Una giovane madre scherza con la figlia in una stanza bagnata da una luce morbida. La ragazza si contorce sul letto mimando un pianto infantile mentre la bambina la scruta: chi è davvero l’adulta? Chi protegge chi? Chi veglia su chi? Capelli rossi, pelle chiara, occhi profondi, le due escono nel sole di una Roma deserta e si aggirano per strade che il cinema ci ha abituato a conoscere: i viali alberati, le mura antiche, il Tevere, gli argini del fiume, i ponti maestosi, la statuaria in marmo candido. In questo paesaggio immenso e spopolato si portano appresso un grosso bagaglio: è il fardello dell’esistenza, la zavorra della memoria o l’ingombro pauroso del futuro incerto? Risuona una canzone popolare di Massimo Ranieri, Se bruciasse la città, una di quelle che alle prime note scatena in ciascuno una furia di ricordi e malinconie.
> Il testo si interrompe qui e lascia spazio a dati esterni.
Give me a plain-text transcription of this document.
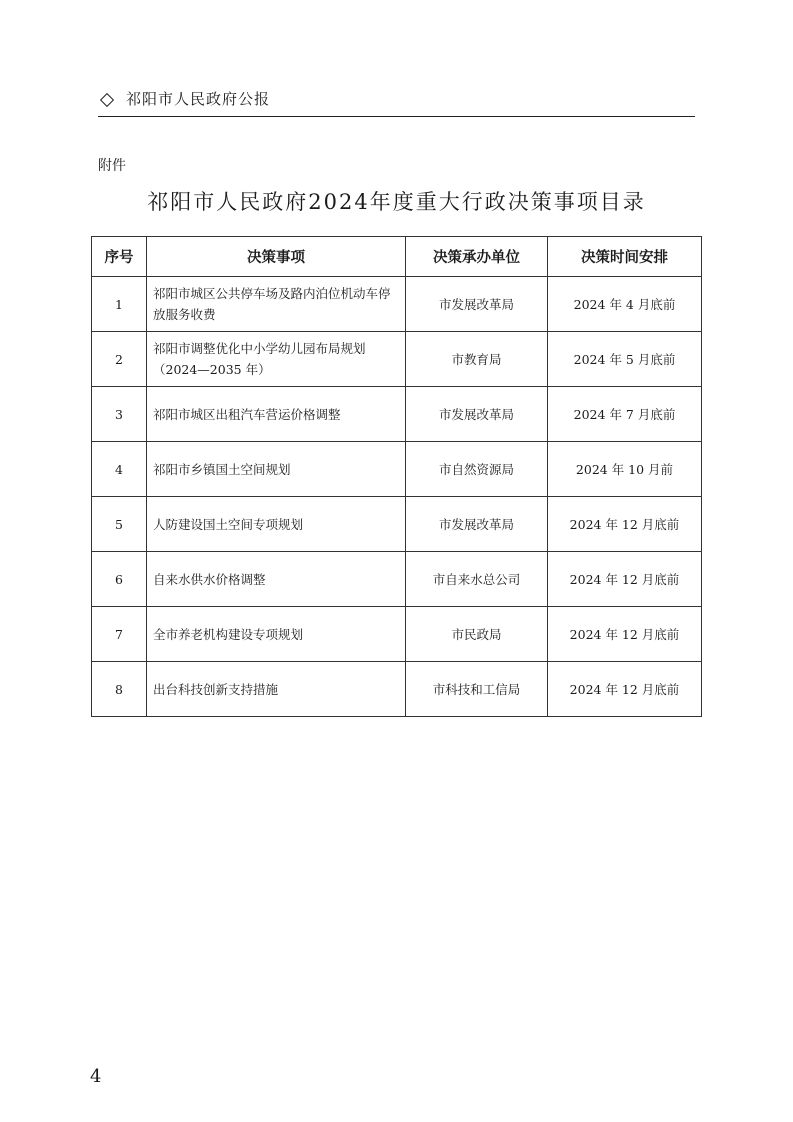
祁阳市人民政府公报
附件
祁阳市人民政府2024年度重大行政决策事项目录
序号	决策事项	决策承办单位	决策时间安排
1	祁阳市城区公共停车场及路内泊位机动车停放服务收费	市发展改革局	2024 年 4 月底前
2	祁阳市调整优化中小学幼儿园布局规划（2024—2035 年）	市教育局	2024 年 5 月底前
3	祁阳市城区出租汽车营运价格调整	市发展改革局	2024 年 7 月底前
4	祁阳市乡镇国土空间规划	市自然资源局	2024 年 10 月前
5	人防建设国土空间专项规划	市发展改革局	2024 年 12 月底前
6	自来水供水价格调整	市自来水总公司	2024 年 12 月底前
7	全市养老机构建设专项规划	市民政局	2024 年 12 月底前
8	出台科技创新支持措施	市科技和工信局	2024 年 12 月底前
4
DA DOVE vengono e dove mai possono essere dirette le due in una giornata torrida e spettrale di un tempo fuori dal tempo? Una sosta sotto le fronde di un parco, qualche capriola tra gli alberi, una corsa giù da una scalinata. Poi sul parapetto di un ponte pensieri oscuri sembrano prendere il sopravvento sulla donna. La prospettiva di una fine sembra farsi per lei miraggio di una liberazione, ma si tratterebbe di una fuga in solitaria. Le due invece sono legate da un filo sottile e tenace di complicità. La piccola osserva la madre, sembra intuirne i moti più reconditi dell’anima e si carica sulle spalle quella responsabilità che ogni «bambino dotato», per citare Alice Miller, sente su di sé: quella di rispondere alla domanda del genitore, una domanda di affetto disperata e mai paga.
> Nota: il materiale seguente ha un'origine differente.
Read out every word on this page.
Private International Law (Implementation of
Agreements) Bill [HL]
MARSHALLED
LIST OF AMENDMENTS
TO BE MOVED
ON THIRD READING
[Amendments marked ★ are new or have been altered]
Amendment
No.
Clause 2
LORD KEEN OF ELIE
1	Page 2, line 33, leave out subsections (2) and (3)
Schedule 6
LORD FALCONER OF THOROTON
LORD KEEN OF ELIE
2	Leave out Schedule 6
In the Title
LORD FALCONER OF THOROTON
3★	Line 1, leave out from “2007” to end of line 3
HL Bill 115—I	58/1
È FATTO di sguardi, silenzi e gesti minimi densi di senso BMM. Being My Mom, presentato a Venezia in concorso nella sezione Orizzonti, ed esordio alla regia dell’attrice Jasmine Trinca, che aveva anche pensato di interpretare il personaggio ispirato alla sua stessa madre. «Dopo la sua morte ho capito come il suo sguardo mi aveva sempre influenzato», ha spiegato l’autrice. Il ruolo della madre è stato infine affidato ad Alba Rohrwacher definita da Trinca «una Buster Keaton con la sensualità di una pantera» mentre nei panni della figlia c’è la giovanissima Maayane Conti. La Roma in cui si muovono le due presenze è uno spazio dell’anima, quella che compiono insieme è «una passeggiata metaforica sulle strade luminose e oscure della maternità e di ogni figliolanza». Eppure, la dedica e la fotografia con cui si chiude il film ne fanno l’omaggio di una figlia a una madre che non c’è più e che grazie al cinema è possibile riabbracciare. Una madre, Stefania Inciocchi, che lavorava al manifesto nella cui redazione la stessa piccola Jasmine talvolta l’accompagnava.